Thromboxane is produced in platelets by the COX-1 enzyme, while prostacyclin is a product of the COX-2 enzyme acting in the blood vessel lining. Both COX enzymes are inhibited by aspirin. During the past 30 years, John Oates, M.D., founding director of Vanderbilt’s Division of Clinical Pharmacology, has helped define the role of these critical compounds in high blood pressure, cancer and other disorders.
In the mid-1980s, for example, Oates and Garret FitzGerald, M.D., currently chair of Pharmacology at the University of Pennsylvania, found that low doses of aspirin inhibited thromboxane production without unduly lowering levels of prostacyclin. Their work helped form the basis for the use of low-dose aspirin to reduce clotting risk in heart patients.
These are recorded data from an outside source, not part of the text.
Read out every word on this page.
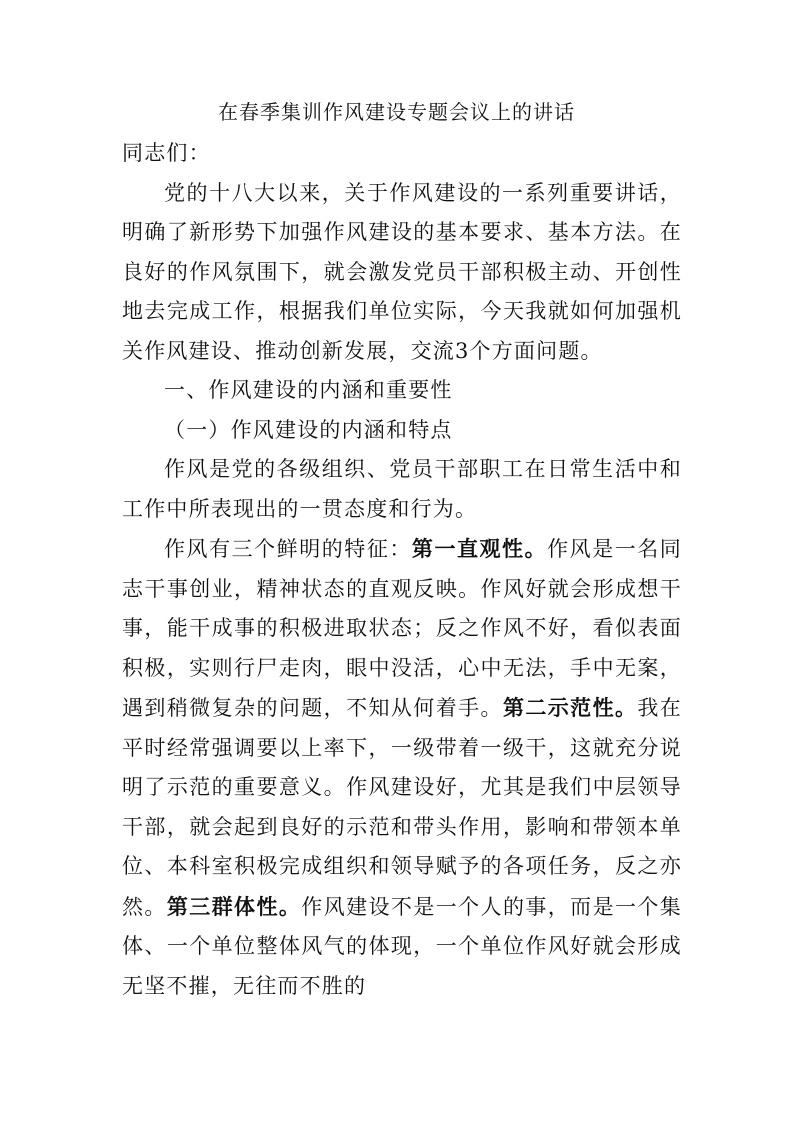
在春季集训作风建设专题会议上的讲话

同志们：

党的十八大以来，关于作风建设的一系列重要讲话，明确了新形势下加强作风建设的基本要求、基本方法。在良好的作风氛围下，就会激发党员干部积极主动、开创性地去完成工作，根据我们单位实际，今天我就如何加强机关作风建设、推动创新发展，交流3个方面问题。

一、作风建设的内涵和重要性

（一）作风建设的内涵和特点

作风是党的各级组织、党员干部职工在日常生活中和工作中所表现出的一贯态度和行为。

作风有三个鲜明的特征：第一直观性。作风是一名同志干事创业，精神状态的直观反映。作风好就会形成想干事，能干成事的积极进取状态；反之作风不好，看似表面积极，实则行尸走肉，眼中没活，心中无法，手中无案，遇到稍微复杂的问题，不知从何着手。第二示范性。我在平时经常强调要以上率下，一级带着一级干，这就充分说明了示范的重要意义。作风建设好，尤其是我们中层领导干部，就会起到良好的示范和带头作用，影响和带领本单位、本科室积极完成组织和领导赋予的各项任务，反之亦然。第三群体性。作风建设不是一个人的事，而是一个集体、一个单位整体风气的体现，一个单位作风好就会形成无坚不摧，无往而不胜的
People with diabetes, however, seem to be “resistant” to aspirin’s protective effect. Oates, who is leading a fourth major project in the SCCOR, believes this may have something to do with peroxide.
The COX enzymes actually have two binding sites: one for arachidonic acid, the fatty acid precursor to prostacyclin, thromboxane and the like; and the other for peroxide.
Peroxide is a ubiquitous cellular messenger that in this case activates the COX enzymes like the starter of a car. It is produced when fats in the body are exposed to oxygen (lipid peroxidation)—the same thing that causes butter to go rancid.
Too much peroxide, however, will overcome aspirin’s ability to block COX activity. “We’ve found that when the enzyme is exposed to peroxide, aspirin binds less readily,” Oates says.
In 1990, Jason Morrow, M.D., Jackson Roberts, M.D., and their colleagues at Vanderbilt discovered a series of bioactive prostaglandin-like compounds they called isoprostanes.
Produced by lipid peroxidation, isoprostanes are now recognized as the gold standard to measure oxidative stress. Smokers have high levels of isoprostanes. So do people who are obese or who have high levels of low-density lipoprotein, the “bad” form of cholesterol, in their bloodstream.